The power of “A Hidden Life’s” transcendent imagery cannot be overstated, moving between village water spouts, rolling hills of evergreen,wood-chipped fences, and barred correctional facilities, where one can hear the clanks of batons striking handrails just by looking at the arresting visuals on display. Cinematographer, Jörg Widmer has operated the camera for Malick previously, but steps in as his DP for the first time on his newest project, and does exceptional work. Veteran composer James Newton Howard’s score perfectly understates the camera, manipulating sensitivity strings only when it most needs to. The movie also, tragically, features the final performances of European actors Bruno Ganz and Michael Nyqvist, both embodying roles absolutely essential to the film’s artistic triumphs.

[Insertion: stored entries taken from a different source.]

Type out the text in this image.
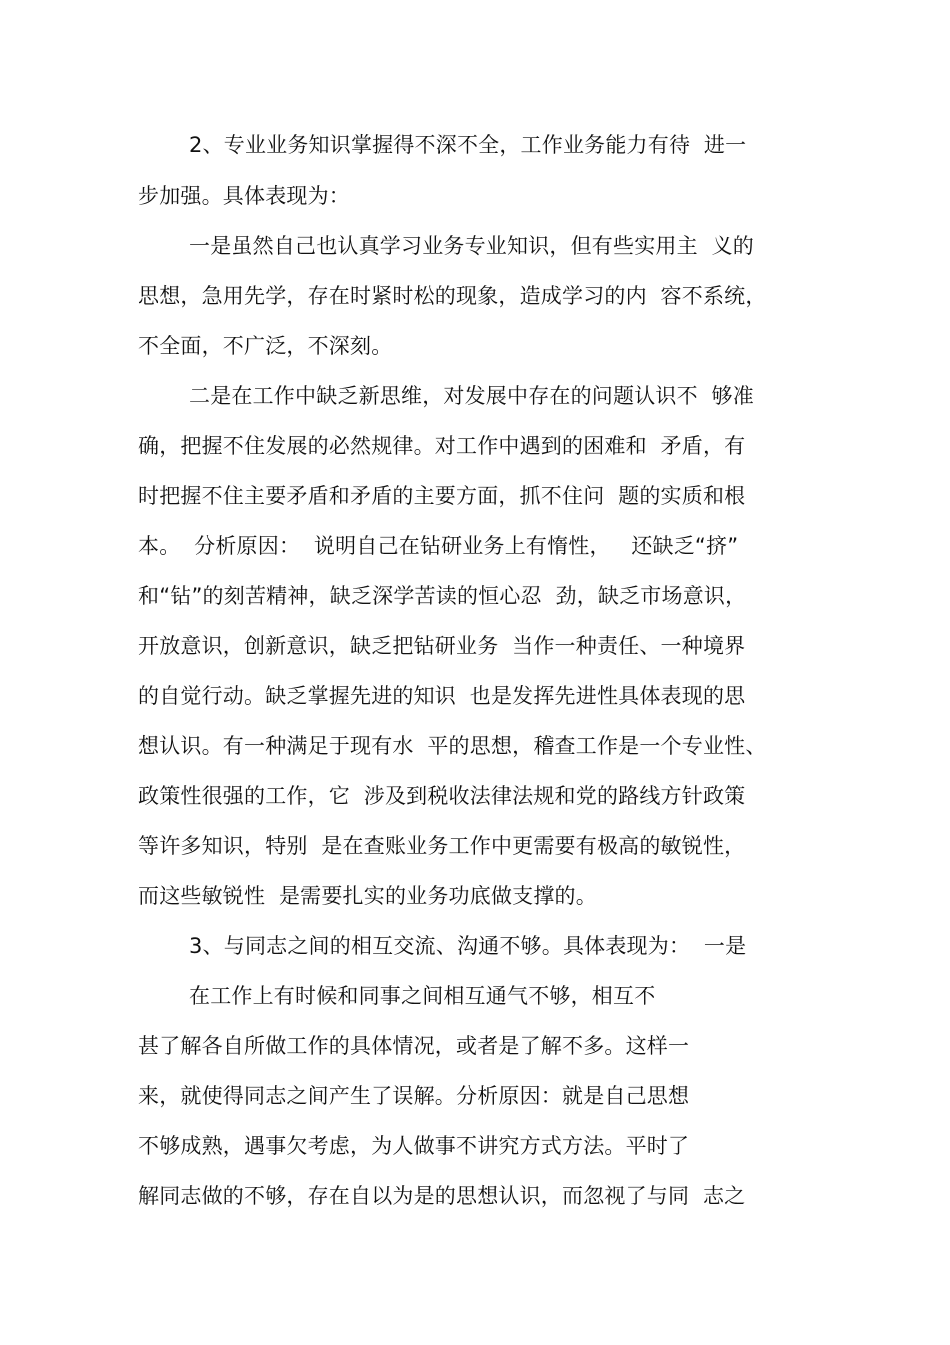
2、专业业务知识掌握得不深不全，工作业务能力有待  进一

步加强。具体表现为：

一是虽然自己也认真学习业务专业知识，但有些实用主  义的

思想，急用先学，存在时紧时松的现象，造成学习的内  容不系统，

不全面，不广泛，不深刻。

二是在工作中缺乏新思维，对发展中存在的问题认识不  够准

确，把握不住发展的必然规律。对工作中遇到的困难和  矛盾，有

时把握不住主要矛盾和矛盾的主要方面，抓不住问  题的实质和根

本。  分析原因：  说明自己在钻研业务上有惰性，   还缺乏“挤”

和“钻”的刻苦精神，缺乏深学苦读的恒心忍  劲，缺乏市场意识，

开放意识，创新意识，缺乏把钻研业务  当作一种责任、一种境界

的自觉行动。缺乏掌握先进的知识  也是发挥先进性具体表现的思

想认识。有一种满足于现有水  平的思想，稽查工作是一个专业性、

政策性很强的工作，它  涉及到税收法律法规和党的路线方针政策

等许多知识，特别  是在查账业务工作中更需要有极高的敏锐性，

而这些敏锐性  是需要扎实的业务功底做支撑的。

3、与同志之间的相互交流、沟通不够。具体表现为：  一是

在工作上有时候和同事之间相互通气不够，相互不

甚了解各自所做工作的具体情况，或者是了解不多。这样一

来，就使得同志之间产生了误解。分析原因：就是自己思想

不够成熟，遇事欠考虑，为人做事不讲究方式方法。平时了

解同志做的不够，存在自以为是的思想认识，而忽视了与同  志之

Malick’s newest picture will be especially rewarding for anyone who has been disappointed with the auteur’s recent star-driven, experimental efforts (“To the Wonder,” “Knight of Cups,” and “Song to Song”) which some mockingly dubbed “the twirling fish-eye trilogy” due to their excessive style and nonsensical storytelling nature (it’s hard to call any of them a “movie,” really; they’re tone poems). Terrence Malick’s career trajectory is expressly fascinating. He became a towering influence following his first two masterworks: “Badlands” and “Days of Heaven,” but then retreated to the trenches of hermit-hood until he resurfaced more than two decades later with “The Thin Red Line.” Ever since, the director has been in full on indulgent artist mode — editing numerous cuts of three ambitious epics (“The New World,” “The Tree of Life,” and the documentary “Voyage of Time.”) “A Hidden Life,” is the first film Malick has made since 2005 to feel more in the vein of traditional filmmaking, almost like a halfway house; albeit, one at the height of its meditative powers.
“A Hidden Life” is only willing to compromise up to a point, however, much like the historic figure at its center. Some audiences may find it languorous, but such is the film’s express intention. To compromise loyalty of the self is to break down the fortress of the soul. Terrence Malick only makes movies the way he wants to, but it’s been some time since he’s found a way to channel the commercial sensibilities of a project through his trademark sedate lyricism. Farmer Franz Jägerstätter’s central conflict mirrors its creative arbiter’s moving aesthetic in a telling manner, asking one key question: what gives someone the right to fight against what they believe is truly wrong?
“A Hidden Life” opens Dec. 13 in select theaters.